Отсюда целая теория уступок и умолчаний. Слова: «по нужде» и «тесноты ради» полагаются в основание целого порядка явлений, освобождают человека от контроля его собственной совести и незаметно всасываются даже в обыденные общественные отношения. Очевидно, что под влиянием их должен образоваться совершенно особый кодекс нравственности относительной, которого прямые последствия заключаются в полном упадке нравственного смысла и в крайней внутренней распущенности. Очевидно также, что обладатели этого кодекса должны были занять в общей семье особое положение и что здесь должна была выделиться своего рода замкнутая аристократия, которая гнусно сгибается перед внешнею, грубою силой и, в свою очередь, нагло эксплуатирует и заставляет гнуться перед собой толпу слабых и беззащитных.
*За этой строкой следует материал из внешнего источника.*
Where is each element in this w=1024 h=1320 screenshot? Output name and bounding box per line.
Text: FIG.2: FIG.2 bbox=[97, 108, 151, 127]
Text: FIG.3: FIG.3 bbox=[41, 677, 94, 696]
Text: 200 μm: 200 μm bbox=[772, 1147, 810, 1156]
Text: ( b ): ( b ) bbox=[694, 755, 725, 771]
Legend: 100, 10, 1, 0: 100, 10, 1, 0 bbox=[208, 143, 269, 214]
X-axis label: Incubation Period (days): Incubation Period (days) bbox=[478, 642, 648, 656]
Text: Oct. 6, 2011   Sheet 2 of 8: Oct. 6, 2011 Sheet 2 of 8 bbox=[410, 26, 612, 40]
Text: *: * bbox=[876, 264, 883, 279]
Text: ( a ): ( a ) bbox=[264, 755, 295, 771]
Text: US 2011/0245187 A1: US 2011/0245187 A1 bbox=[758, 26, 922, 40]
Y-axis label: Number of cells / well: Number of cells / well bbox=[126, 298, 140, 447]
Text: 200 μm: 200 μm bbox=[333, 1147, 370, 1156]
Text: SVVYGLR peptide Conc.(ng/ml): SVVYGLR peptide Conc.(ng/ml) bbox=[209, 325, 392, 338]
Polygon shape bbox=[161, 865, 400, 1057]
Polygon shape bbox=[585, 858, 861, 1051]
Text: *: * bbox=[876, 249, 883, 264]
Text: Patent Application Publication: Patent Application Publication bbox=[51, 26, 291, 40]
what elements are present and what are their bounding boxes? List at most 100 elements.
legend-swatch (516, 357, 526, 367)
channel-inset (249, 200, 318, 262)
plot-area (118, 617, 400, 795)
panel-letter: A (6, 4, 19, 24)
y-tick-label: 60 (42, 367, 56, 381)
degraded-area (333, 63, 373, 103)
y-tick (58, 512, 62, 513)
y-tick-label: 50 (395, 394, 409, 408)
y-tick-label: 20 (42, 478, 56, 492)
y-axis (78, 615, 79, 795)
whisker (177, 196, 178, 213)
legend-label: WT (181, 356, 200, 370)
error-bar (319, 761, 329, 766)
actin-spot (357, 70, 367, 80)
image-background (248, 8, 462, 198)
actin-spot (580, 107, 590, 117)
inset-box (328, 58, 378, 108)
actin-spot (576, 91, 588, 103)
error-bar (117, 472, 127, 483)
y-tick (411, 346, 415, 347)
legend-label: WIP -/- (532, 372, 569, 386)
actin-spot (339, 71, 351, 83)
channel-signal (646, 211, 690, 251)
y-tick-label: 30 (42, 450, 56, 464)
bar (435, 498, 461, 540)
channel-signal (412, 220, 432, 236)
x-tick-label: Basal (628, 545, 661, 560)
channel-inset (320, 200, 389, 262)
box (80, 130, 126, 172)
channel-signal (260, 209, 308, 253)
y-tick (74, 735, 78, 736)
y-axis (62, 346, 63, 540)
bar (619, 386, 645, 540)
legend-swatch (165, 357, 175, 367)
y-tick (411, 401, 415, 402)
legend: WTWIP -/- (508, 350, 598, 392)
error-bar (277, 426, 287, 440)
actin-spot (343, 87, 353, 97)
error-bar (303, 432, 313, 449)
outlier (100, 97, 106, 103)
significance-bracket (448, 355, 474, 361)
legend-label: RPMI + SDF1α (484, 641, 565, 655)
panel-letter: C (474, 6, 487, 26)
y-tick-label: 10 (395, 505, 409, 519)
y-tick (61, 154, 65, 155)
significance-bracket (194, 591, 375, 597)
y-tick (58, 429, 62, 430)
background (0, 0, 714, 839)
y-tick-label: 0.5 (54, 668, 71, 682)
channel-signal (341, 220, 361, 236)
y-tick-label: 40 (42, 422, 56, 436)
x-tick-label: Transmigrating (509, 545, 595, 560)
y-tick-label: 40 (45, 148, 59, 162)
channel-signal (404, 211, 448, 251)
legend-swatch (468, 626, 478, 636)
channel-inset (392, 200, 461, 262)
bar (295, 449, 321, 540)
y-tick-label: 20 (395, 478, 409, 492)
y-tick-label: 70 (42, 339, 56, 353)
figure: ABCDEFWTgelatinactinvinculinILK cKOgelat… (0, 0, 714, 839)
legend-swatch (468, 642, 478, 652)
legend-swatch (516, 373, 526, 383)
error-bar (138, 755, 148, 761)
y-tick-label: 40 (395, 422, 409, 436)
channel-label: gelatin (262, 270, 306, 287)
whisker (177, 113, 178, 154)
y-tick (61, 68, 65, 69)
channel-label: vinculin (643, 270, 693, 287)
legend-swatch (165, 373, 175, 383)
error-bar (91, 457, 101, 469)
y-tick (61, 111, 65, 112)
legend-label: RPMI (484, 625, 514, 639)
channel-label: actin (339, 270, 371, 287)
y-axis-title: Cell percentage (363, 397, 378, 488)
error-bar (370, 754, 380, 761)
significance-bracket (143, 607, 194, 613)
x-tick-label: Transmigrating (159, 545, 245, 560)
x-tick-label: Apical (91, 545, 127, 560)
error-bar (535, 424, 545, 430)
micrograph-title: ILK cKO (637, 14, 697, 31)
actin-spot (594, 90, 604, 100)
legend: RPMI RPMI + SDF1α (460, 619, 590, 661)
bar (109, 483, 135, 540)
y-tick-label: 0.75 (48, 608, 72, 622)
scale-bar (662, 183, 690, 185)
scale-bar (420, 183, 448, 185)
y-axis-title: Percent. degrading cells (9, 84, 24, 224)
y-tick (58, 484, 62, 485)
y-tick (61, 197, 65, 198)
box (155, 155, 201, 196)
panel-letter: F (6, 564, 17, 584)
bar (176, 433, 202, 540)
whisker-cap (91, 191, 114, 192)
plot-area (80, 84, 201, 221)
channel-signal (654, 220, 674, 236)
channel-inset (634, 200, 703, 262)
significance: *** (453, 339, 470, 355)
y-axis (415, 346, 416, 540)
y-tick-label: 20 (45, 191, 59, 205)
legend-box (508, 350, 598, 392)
Такое-то именно положение занимают в Срывном Клочьевы-капиталисты. У них уже всё на европейский манер, и если вам не удастся проникнуть в тот отдаленный и всегда обращенный окнами на двор покой, в котором находится моленная, или в ту еще более отдаленную каморку, в которой несколько десятков лет заживо умирает и все не может умереть слепенькая «баушка», обыкновенно родоначальница семейства и прежде бывшая раскольничья знаменитость; если вам не укажет услужливый чичероне на одиноко стоящую где-нибудь на задворках баню, в которой обитают пять-шесть дряхлых, бездомных старух, вы и не подумаете, что находитесь у человека, для которого старый обычай составляет профессию и задачу всей жизни. Полы паркетные, стены под мрамор, хозяин беседует бойко и развязно; словом, ничто в целой обстановке не обнаруживает особничества. Если вы спросите хозяина, в чем же заключается сила и смысл «старого обычая», и если хозяин человек уже зрелых лет, он или замнет разговор, или ответит уклончиво, но всегда с приятною улыбкою. «Наши отцы того держались, и мы держимся, — скажет он вам, — да и баушка еще у нас в жизни находится, так и ее огорчать не приходится». И в заключение опять любезно улыбнется, покажет вам свои старопечатные диковинки и замечательные древнего писания образа, и вообще выкажет себя скорее археологом, нежели старовером. Но если хозяин молодой, то он не сочтет даже за нужное скрытничать. «Изволите видеть, — ответит он вам, — дело это у нас не столько душевное, сколько карманное. Теперича как я таким делом займуюсь, значит, у всех я, что называется, как спица в глазу: ревнитель да подражатель — и всё тут. А ревнителем и подражателем зовусь я, первое, потому, что у меня в бане, на огороде, завсегда всякий сброд проживает: странницы эти да чернецы беглые, и каждый, сударь, благодать у себя за пазухой держит. Слава-то эта и идет; все меня знают, у всех я в почете, и оплошай я, примерно, хоть в торговом деле, меньшая-то братия на плечах меня вынесет! Так рассудите сами, какая же мне радость от своего же добра рыло воротить? А если я по древнему обычаю персты складываю да на молитву выпустивши рубаху становлюсь, так ведь эта тягость еще не больно для нас велика!»